With a quarter of all Australian trade, and a significant amount of New Zealand trade, taking place with China, the month-long celebration of Chinese New Year can have a considerable effect on SMEs.
Chinese New Year is the event that has one of the biggest impacts on international trade each year.
This year, Chinese New Year and the “Year of the Rat” begins on 25 January and the official holiday lasts a week (24-30 January). However, with Chinese businesses preparing and some undertaking extended celebrations, the business impact can last up to a month.
Local businesses in China close in each of the major cities – everything from offices, banks and factories will shut down. Many millions of Chinese workers travel from the cities back to their rural home towns to celebrate with their families.
Other countries with large Chinese populations including Malaysia, Singapore, Indonesia, Thailand and the Philippines are also impacted.
It can be a challenging time for importers and exporters, but with preparation you can minimise disruptions.
One of the most effective ways to ensure you have enough working capital is to use trade finance.
Trade finance is where a lender serves as a third-party to make the trade process go smoother and reduce friction during transactions.

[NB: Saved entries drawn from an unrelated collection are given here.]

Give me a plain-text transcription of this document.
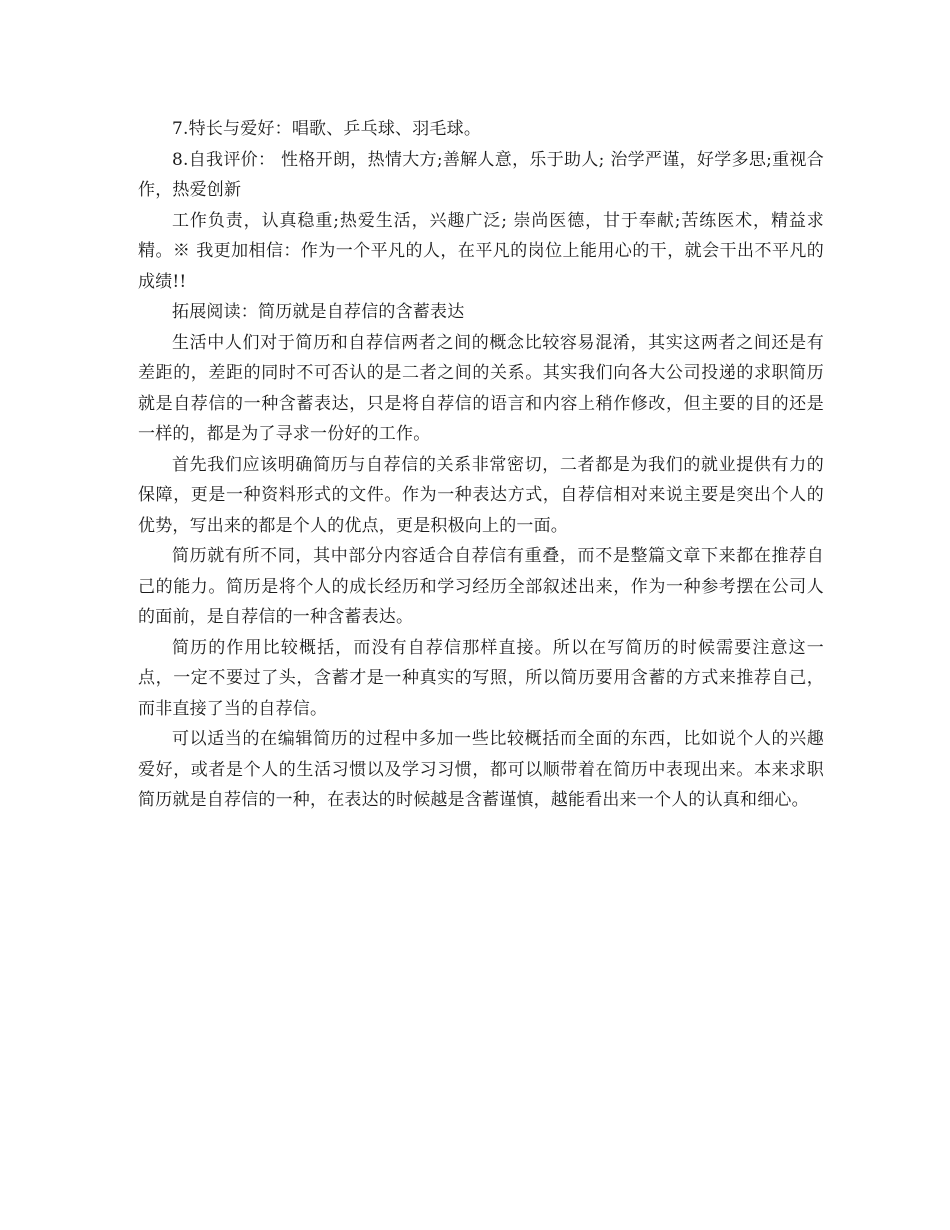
7.特长与爱好：唱歌、乒乓球、羽毛球。

8.自我评价： 性格开朗，热情大方;善解人意，乐于助人; 治学严谨，好学多思;重视合作，热爱创新

工作负责，认真稳重;热爱生活，兴趣广泛; 崇尚医德，甘于奉献;苦练医术，精益求精。※ 我更加相信：作为一个平凡的人，在平凡的岗位上能用心的干，就会干出不平凡的成绩!!

拓展阅读：简历就是自荐信的含蓄表达

生活中人们对于简历和自荐信两者之间的概念比较容易混淆，其实这两者之间还是有差距的，差距的同时不可否认的是二者之间的关系。其实我们向各大公司投递的求职简历就是自荐信的一种含蓄表达，只是将自荐信的语言和内容上稍作修改，但主要的目的还是一样的，都是为了寻求一份好的工作。

首先我们应该明确简历与自荐信的关系非常密切，二者都是为我们的就业提供有力的保障，更是一种资料形式的文件。作为一种表达方式，自荐信相对来说主要是突出个人的优势，写出来的都是个人的优点，更是积极向上的一面。

简历就有所不同，其中部分内容适合自荐信有重叠，而不是整篇文章下来都在推荐自己的能力。简历是将个人的成长经历和学习经历全部叙述出来，作为一种参考摆在公司人的面前，是自荐信的一种含蓄表达。

简历的作用比较概括，而没有自荐信那样直接。所以在写简历的时候需要注意这一点，一定不要过了头，含蓄才是一种真实的写照，所以简历要用含蓄的方式来推荐自己，而非直接了当的自荐信。

可以适当的在编辑简历的过程中多加一些比较概括而全面的东西，比如说个人的兴趣爱好，或者是个人的生活习惯以及学习习惯，都可以顺带着在简历中表现出来。本来求职简历就是自荐信的一种，在表达的时候越是含蓄谨慎，越能看出来一个人的认真和细心。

For instance, a lender might offer extended credit to the importer to fulfil an order and provide an advanced payment to the exporter that matches the agreement terms..
Not only does trade finance help reduce the payment risk and supply risk and improve cashflow, it makes things easier across the board for both parties during the busy Chinese New Year period.
With some thought given to preparation, SME importers can stock up on items for the first quarter of 2020 and have all of the inventory they need, even if the ordering schedule is disrupted because of Chinese New Year.
As for exporters, they’ll be able to ramp up production without having to worry about major payment delays.